Na elaboração dos planejamentos das aulas tem-se orientado buscar a integração entre aspectos da realidade com a organização do conhecimento e atividades práticas. As atividades escolares, quando da organização de um novo acampamento, têm potencializado a interação e socialização entre as crianças, a maior compreensão de o porquê lutar e do que se pretende conquistar, transformando essas vivências em reflexões sistematizadas. Para avançar na prática do planejamento acima descrito, trabalhou- se na construção de metodologias que possibilitem traduzir a realidade vivida em conhecimentos, cultura e valores. Com o tempo, a escola incorpora a organicidade do acampamento, organizando os núcleos de crianças e dividindo tarefas. As crianças vão construindo a compreensão do que é planejar e avaliar, dividem

tarefas e participam da execução e da avaliação sobre elas. A escola também participa das atividades comuns do acampamento como mutirões, assembleias, trabalho na horta, celebrações e místicas.
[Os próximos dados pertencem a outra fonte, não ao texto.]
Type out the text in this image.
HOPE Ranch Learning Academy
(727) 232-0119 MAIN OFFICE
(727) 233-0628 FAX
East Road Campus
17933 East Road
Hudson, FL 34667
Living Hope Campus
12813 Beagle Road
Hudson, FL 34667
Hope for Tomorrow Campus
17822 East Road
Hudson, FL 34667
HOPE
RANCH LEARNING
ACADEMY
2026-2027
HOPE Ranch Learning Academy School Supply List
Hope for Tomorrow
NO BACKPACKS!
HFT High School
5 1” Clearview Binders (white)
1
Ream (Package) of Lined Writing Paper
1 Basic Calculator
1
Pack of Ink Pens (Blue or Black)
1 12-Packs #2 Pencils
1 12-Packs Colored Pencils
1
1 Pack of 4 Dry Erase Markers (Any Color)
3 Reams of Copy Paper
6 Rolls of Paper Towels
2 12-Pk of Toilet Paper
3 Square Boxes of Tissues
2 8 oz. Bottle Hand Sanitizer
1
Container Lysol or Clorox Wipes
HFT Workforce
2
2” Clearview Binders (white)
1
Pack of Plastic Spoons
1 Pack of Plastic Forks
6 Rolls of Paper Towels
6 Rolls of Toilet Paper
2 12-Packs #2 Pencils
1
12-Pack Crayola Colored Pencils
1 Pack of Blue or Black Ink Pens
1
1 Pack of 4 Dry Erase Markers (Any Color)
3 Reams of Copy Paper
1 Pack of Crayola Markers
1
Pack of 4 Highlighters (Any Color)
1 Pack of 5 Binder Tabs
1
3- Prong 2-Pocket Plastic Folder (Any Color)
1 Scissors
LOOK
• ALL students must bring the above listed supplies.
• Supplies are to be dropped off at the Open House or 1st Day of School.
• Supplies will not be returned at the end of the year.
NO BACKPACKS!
No que se refere ao calendário escolar, as Escolas Itinerantes se organizam de acordo com o calendário da Escola Base das Itinerantes, no entanto, cada escola tem autonomia para readequá-lo, desde que garanta às crianças a carga horária de 200 dias letivos e o mínimo de quatro horas de aula diárias. As aulas que eventualmente deixarem de ser dadas no período de organização da escola são repostas, ou no contra turno, ou em sábados, sendo esta uma decisão do educador/educadora juntamente com o coletivo de educação.

A organização curricular exposta no Projeto Político Pedagógico da Escola Itinerante prevê a organização por ciclos, porém, como o registro é feito em sistema SERIE, este oficialmente não poderá ser feito por ciclos. Mesmo que a organização escolar oficial do Estado impeça de organizar o processo educativo por ciclo, se houvesse uma boa formação política pedagógica, seria possível uma maior aproximação ao trabalho por ciclos. O que acontece na prática das Escolas Itinerantes é uma organização que extrapola o sistema série, mas ainda não é ciclo. Os educadores organizam os educandos a cada duas séries, ou seja, trabalham alguns conteúdos conjuntos com a primeira e segunda série e, da mesma forma, de terceira e quarta série. Há três anos, iniciou-se a organização do Ensino Fundamental de 9 anos, então, como as turmas são multisseriadas, as atividades são organizadas por idade e/ou tempo de aprendizagem, conforme a realidade de cada espaço, levando-se em conta as especificidades e necessidades das crianças. No que se refere a avaliação, até o ano de 2008, o Sistema Estadual de Ensino organizava-se por meio de notas. Em 2009, adotou-se a avaliação descritiva dos educandos nos três anos iniciais do Ensino Fundamental. As Escolas Itinerantes, além dos registros de avaliação exigidos pelo estado, organizam formas complementares e participativas de avaliação utilizando-se de instrumentos como cadernos de acompanhamento individual dos educandos, avaliações orais ao final de aulas ou atividades, reunião de pais e pareceres descritivos de cada criança, elaborados em processos participativos e socializados com os pais e comunidade. Independente da forma de registro adotada, a avaliação inclui aspectos como o aprendizado das crianças, o ensino, a organização da escola e a participação da comunidade acampada.

O Projeto Político Pedagógico das Escolas Itinerantes está em contínuo processo de construção desde a sua legalização e tem como base a construção que vem sendo feita ao longo dos anos da Pedagogia do Movimento. A metodologia de construção envolveu, e envolve, reuniões de um grupo de trabalho, estudo e construção no coletivo de educadores e estudo nos acampamentos. Nos cursos de formação de educadores, este projeto é estudado e são anotadas as sugestões, buscando assim a participação e o conhecimento deste por parte dos educadores que, juntamente com o Setor de Educação e coletivo de acompanhamento, têm a tarefa de realizar as discussões com as famílias acampadas.